History

United States
- Name: Claiborne
- Namesake: Claiborne Parish, Louisiana, or; Claiborne County, Mississippi, or; Claiborne County, Tennessee;
- Ordered: as type (C1-M-AV1) hull, MC hull 2144
- Builder: Froemming Brothers, Inc, Milwaukee, Wisconsin
- Yard number: 16
- Laid down: 1944
- Launched: 3 September 1944
- Sponsored by: Miss L. Kapczynski
- Commissioned: 19 April 1945
- Decommissioned: 7 February 1946
- Stricken: 5 June 1946
- Identification: Hull symbol: AK-171; Code letters: NEHW; ;
- Fate: Sold for scrapping, 6 January 1971

General characteristics
- Class & type: Alamosa-class cargo ship
- Type: C1-M-AV1
- Tonnage: 5,032 long tons deadweight (DWT)
- Displacement: 2,382 long tons (2,420 t) (standard); 7,450 long tons (7,570 t) (full load);
- Length: 388 ft 8 in (118.47 m)
- Beam: 50 ft (15 m)
- Draft: 21 ft 1 in (6.43 m)
- Installed power: 1 × Nordberg, TSM 6 diesel engine ; 1,750 shp (1,300 kW);
- Propulsion: 1 × propeller
- Speed: 11.5 kn (21.3 km/h; 13.2 mph)
- Capacity: 3,945 t (3,883 long tons) DWT; 9,830 cu ft (278 m^{3}) (refrigerated); 227,730 cu ft (6,449 m^{3}) (non-refrigerated);
- Complement: 10 Officers; 69 Enlisted;
- Armament: 1 × 3 in (76 mm)/50-caliber dual-purpose gun (DP); 6 × 20 mm (0.8 in) Oerlikon anti-aircraft (AA) cannons;

= USS Claiborne =

Cargo ship of the United States Navy

USS Claiborne (AK-171) was an commissioned by the U.S. Navy for service in World War II. She was responsible for delivering troops, goods and equipment to locations in the war zone.

==Construction==
Claiborne was launched 3 September 1944, by Froemming Brothers, Inc., Milwaukee, Wisconsin, under a Maritime Commission contract, MC hull 2144; sponsored by Miss L. Kapczynski; and commissioned 19 April 1945 at New Orleans, Louisiana.

==Service history==
===World War II Pacific Theatre operations===
Claiborne departed Gulfport, Mississippi, 20 May 1945 and arrived at Hollandia, New Guinea, 5 July. For the next 6 months she operated in the Philippines and New Guinea areas, carrying food, and supplies, and helping to redeploy troops among the various islands. Claiborne sailed from Manila 6 January 1946, for Yokosuka, Japan, anchoring there 13 January.

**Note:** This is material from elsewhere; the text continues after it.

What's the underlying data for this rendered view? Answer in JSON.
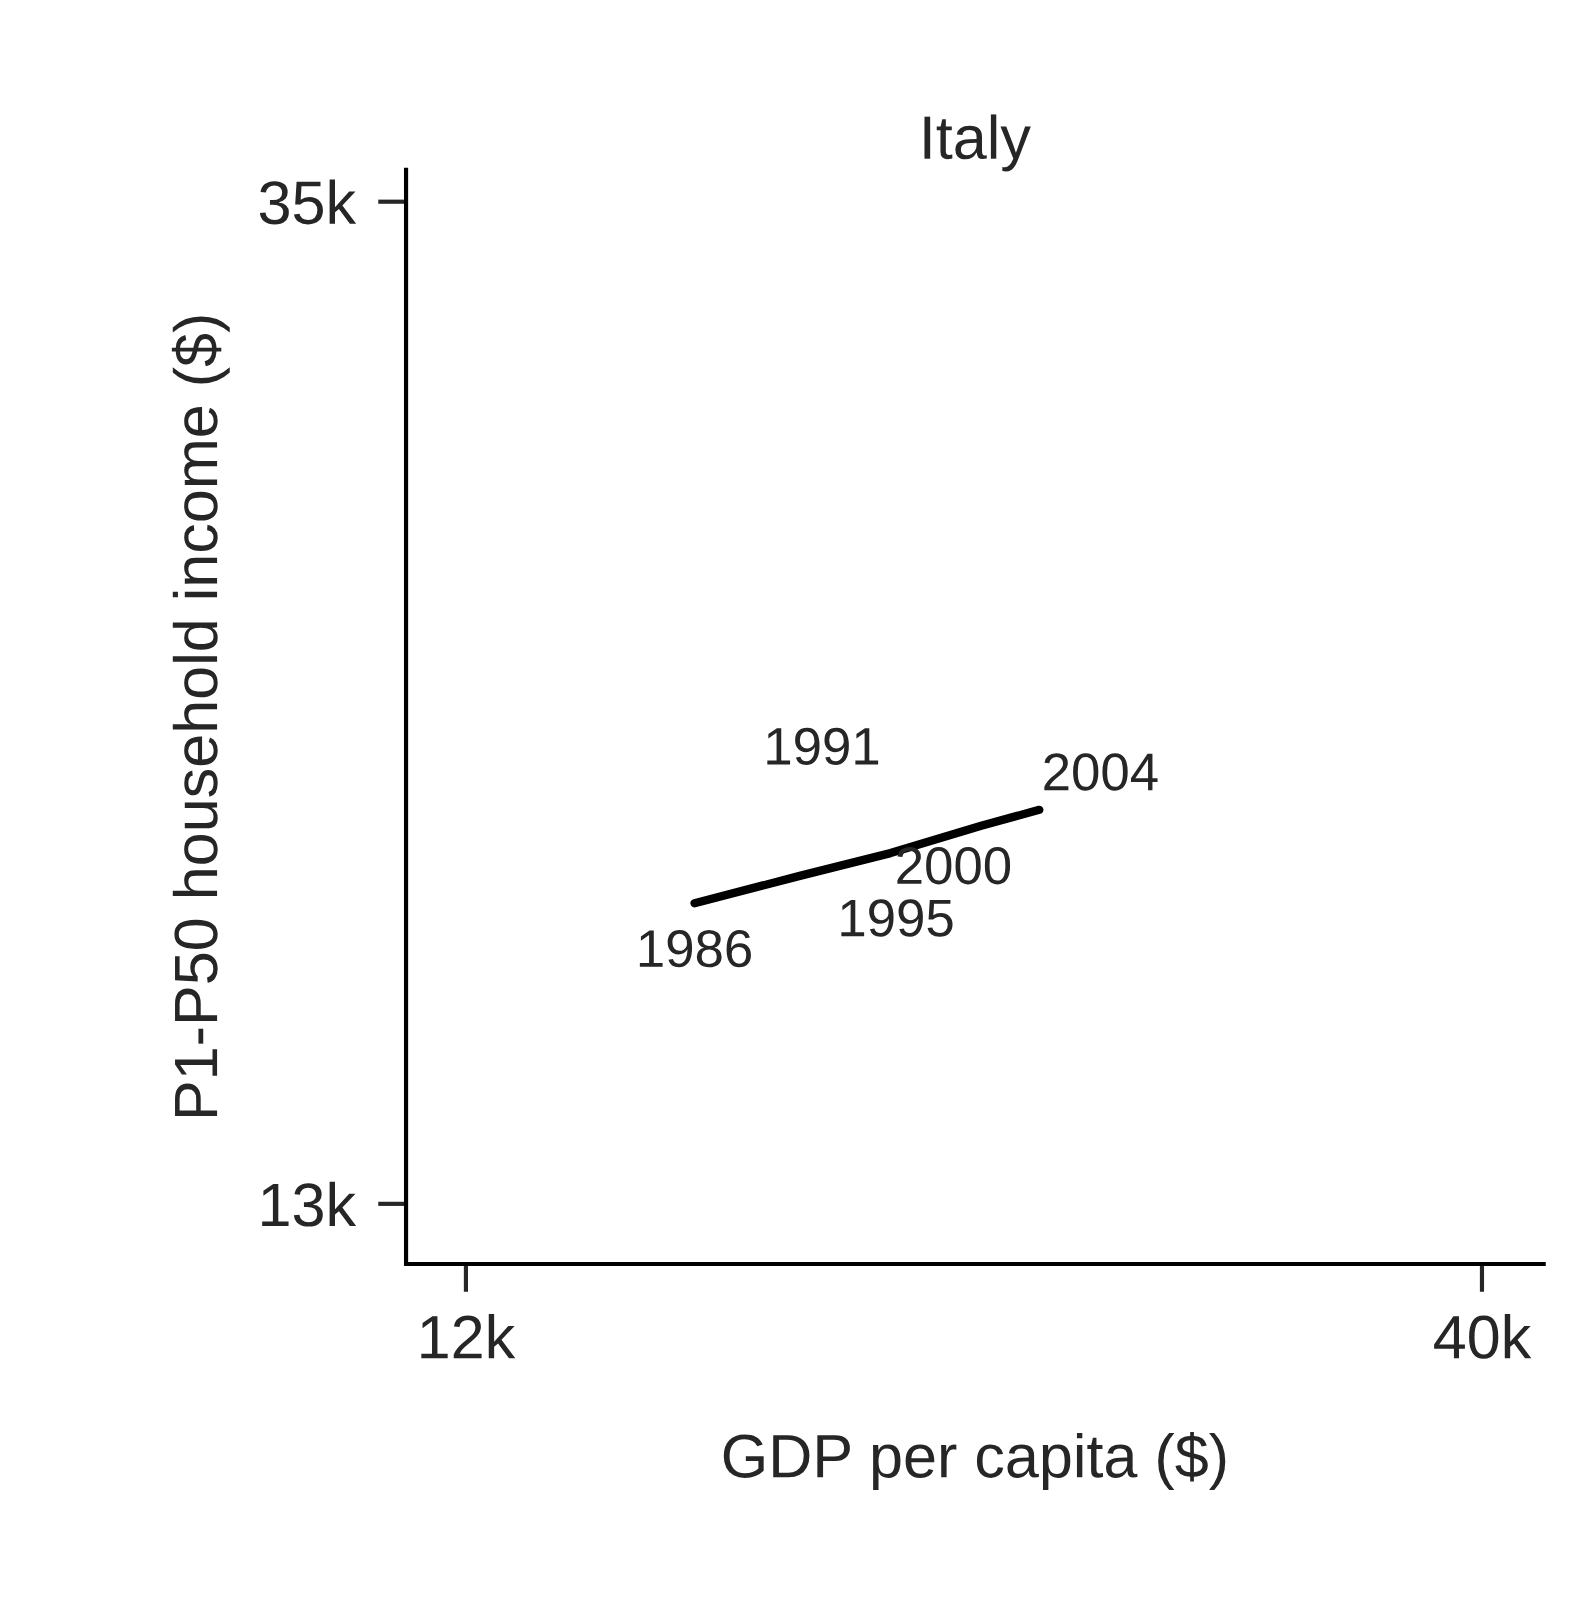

===Post-war decommissioning===

Claiborne was decommissioned and transferred to the War Shipping Administration at Tokyo 7 February 1946. The ship was operated by the War Department until placed in the Reserve Fleet berthing area at Olympia, Washington, on 5 May 1950. Ultimately, she was sold to the Marine Power & Equipment Company, on 6 January 1971, and was delivered to her purchaser at Olympia on 1 February 1971 for scrapping.